When you first bring home that little feline fluffball, the last thing on your mind is preparing for a pet-related illness or emergency. As your Walnut Creek Veterinary Hospital team, we are dedicated to your cat’s well-being, and we hope that your furry friends stay in tip-top shape for all their coming years. But, if and when sickness strikes, we will be here to provide gold standard care. We want pet owners to know about common feline health problems, and what they can do to minimize complications, so, whether you share your home with a kitten or a geriatric cat, become familiar with these common conditions:
Upper respiratory infection (URI)
Most URIs are caused by various common feline respiratory viruses and bacteria, such as feline herpesvirus, feline calicivirus, and Chlamydia felis, which are extremely contagious and, therefore, often run rampant in shelters and cat colonies. A URI can present like a common cold in people, but these infections can quickly send a kitten to the intensive care unit. While an adult cat with a healthy immune system will likely clear a mild URI in a couple of weeks, a tiny kitten may suffer secondary bacterial infections, including pneumonia. Common URI signs include sneezing, clear or yellow discharge from the nose or eyes, conjunctival swelling, lethargy, and anorexia. Signs that an infection has progressed to the lower respiratory tract include coughing or difficulty breathing. You can protect your kitten or adult cat from many of these viruses by ensuring they receive timely immunizations. No vaccine has 100% efficacy, but they can help lessen the disease severity, should your pet contract a URI.

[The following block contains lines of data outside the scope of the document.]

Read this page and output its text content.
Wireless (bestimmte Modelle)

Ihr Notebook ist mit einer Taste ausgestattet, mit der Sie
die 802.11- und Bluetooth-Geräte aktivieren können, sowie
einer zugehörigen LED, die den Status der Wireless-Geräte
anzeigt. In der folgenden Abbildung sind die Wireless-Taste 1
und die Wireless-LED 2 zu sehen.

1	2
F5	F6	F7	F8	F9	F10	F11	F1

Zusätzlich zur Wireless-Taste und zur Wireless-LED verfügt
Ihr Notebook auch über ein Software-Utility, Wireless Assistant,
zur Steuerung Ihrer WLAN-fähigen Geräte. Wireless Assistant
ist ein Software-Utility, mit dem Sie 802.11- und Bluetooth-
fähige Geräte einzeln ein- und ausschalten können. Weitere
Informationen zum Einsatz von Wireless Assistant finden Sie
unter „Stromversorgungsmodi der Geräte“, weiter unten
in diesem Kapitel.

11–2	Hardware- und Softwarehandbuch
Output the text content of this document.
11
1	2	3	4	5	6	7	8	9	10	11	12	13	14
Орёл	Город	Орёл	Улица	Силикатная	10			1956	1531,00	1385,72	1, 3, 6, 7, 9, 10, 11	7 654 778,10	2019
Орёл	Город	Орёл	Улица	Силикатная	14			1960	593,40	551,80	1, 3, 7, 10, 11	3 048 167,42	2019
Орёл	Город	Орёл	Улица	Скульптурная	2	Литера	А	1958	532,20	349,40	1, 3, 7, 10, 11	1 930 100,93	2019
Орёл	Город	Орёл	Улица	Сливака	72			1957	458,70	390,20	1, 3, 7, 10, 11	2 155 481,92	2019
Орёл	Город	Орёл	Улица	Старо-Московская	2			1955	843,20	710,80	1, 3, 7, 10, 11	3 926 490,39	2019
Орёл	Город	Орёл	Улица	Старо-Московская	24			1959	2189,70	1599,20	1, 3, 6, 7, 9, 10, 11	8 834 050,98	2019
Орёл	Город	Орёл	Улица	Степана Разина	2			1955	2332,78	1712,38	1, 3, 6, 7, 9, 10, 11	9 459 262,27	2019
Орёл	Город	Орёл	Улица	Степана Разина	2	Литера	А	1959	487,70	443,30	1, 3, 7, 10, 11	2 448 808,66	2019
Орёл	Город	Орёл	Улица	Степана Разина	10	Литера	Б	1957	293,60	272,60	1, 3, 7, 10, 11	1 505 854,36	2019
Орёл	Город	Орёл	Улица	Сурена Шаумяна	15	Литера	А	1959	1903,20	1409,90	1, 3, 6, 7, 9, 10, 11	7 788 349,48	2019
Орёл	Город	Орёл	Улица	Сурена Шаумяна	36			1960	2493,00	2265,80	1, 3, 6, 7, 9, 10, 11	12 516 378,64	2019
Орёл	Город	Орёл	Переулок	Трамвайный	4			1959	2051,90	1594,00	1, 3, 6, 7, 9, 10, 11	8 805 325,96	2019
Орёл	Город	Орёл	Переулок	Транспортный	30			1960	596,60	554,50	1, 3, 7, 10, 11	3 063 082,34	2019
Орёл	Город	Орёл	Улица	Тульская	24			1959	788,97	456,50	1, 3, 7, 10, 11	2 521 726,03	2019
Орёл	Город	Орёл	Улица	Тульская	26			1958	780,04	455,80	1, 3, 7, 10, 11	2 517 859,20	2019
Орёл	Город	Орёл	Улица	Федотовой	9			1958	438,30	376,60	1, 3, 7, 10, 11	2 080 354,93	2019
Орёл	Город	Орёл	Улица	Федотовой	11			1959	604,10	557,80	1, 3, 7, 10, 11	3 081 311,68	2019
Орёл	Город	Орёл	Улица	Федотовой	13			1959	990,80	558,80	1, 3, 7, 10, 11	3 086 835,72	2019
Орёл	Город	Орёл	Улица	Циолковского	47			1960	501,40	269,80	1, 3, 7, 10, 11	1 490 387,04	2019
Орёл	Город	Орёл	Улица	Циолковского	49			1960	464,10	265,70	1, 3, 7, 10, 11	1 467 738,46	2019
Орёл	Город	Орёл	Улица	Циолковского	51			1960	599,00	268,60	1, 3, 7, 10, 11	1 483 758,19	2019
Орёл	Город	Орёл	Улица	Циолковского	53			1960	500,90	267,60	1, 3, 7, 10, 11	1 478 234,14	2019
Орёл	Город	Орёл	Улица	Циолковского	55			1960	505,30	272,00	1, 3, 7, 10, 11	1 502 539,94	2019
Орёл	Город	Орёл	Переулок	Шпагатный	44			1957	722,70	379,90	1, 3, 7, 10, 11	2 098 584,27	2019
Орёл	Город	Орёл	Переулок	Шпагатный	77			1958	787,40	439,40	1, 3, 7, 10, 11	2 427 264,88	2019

Feline Lower Urinary Tract Disease (FLUTD)
The lower urinary tract, which consists of the bladder and urethra, is a frequent source of problems in adult cats. FLUTD comprises a range of lower urinary disorders, including urinary stones, bladder inflammation, and urethral obstruction. Most often, affected cats will check off a few of these boxes—low water intake, male, indoor only, and overweight. Signs that your cat may be experiencing FLUTD include pain with urination, increased time in the litter box, bloody or discolored urine, or excessive genital licking. Your cat may also develop inappropriate behaviors, such as urinating outside the box. Any of these signs warrant a visit to Walnut Creek Veterinary Hospital, but if your cat is straining to produce urine or producing no urine at all, emergency treatment is absolutely necessary. Many therapies can help support cats with FLUTD, including diet and lifestyle changes, and medications.
Thyroid hormones are necessary for many bodily functions, including skin and hair health, metabolism, and temperature regulation. People can experience diseases that cause too little (i.e., hypo) or too much (i.e., hyper) thyroid hormone, but in cats, hyperthyroidism is exceedingly more common. When the butterfly-shaped thyroid gland produces too much hormone, usually in adult or senior cats, the body responds with a variety of clinical signs that include weight loss, increased appetite, more vocalization, disrupted sleep, increased energy, or changes in the coat or skin. Thankfully, most feline hyperthyroidism is caused by a benign thyroid tumor, but prompt treatment is necessary to control the disease and any secondary conditions, such as heart disease or hypertension, that may arise. We begin screening for this condition in cats who have reached senior status, using a simple blood test, but if your cat is exhibiting any signs associated with hyperthyroidism, contact us for an appointment.
Chronic kidney disease (CKD)
The kidneys are experts in filtering out the body’s waste products. These impurities are filtered from the blood, into the kidneys, and excreted out of the body via urine. As cats age, their kidneys can gradually lose their function. Since the kidneys play such an important role in many bodily functions, clinical signs can vary, but include increased urination and drinking, weight loss, lethargy, anorexia, or bad mouth odor. Unfortunately, clinical signs often do not manifest until the kidneys have already lost almost two-thirds of their functioning, making treatment difficult. That is why we advise routine blood and urine testing to check for elevations in key waste products that may signal a problem with your cat’s renal system before you will notice any signs at home. CKD cannot be cured, but early detection and intervention may slow disease progression and, hopefully, bring comfort to your cat.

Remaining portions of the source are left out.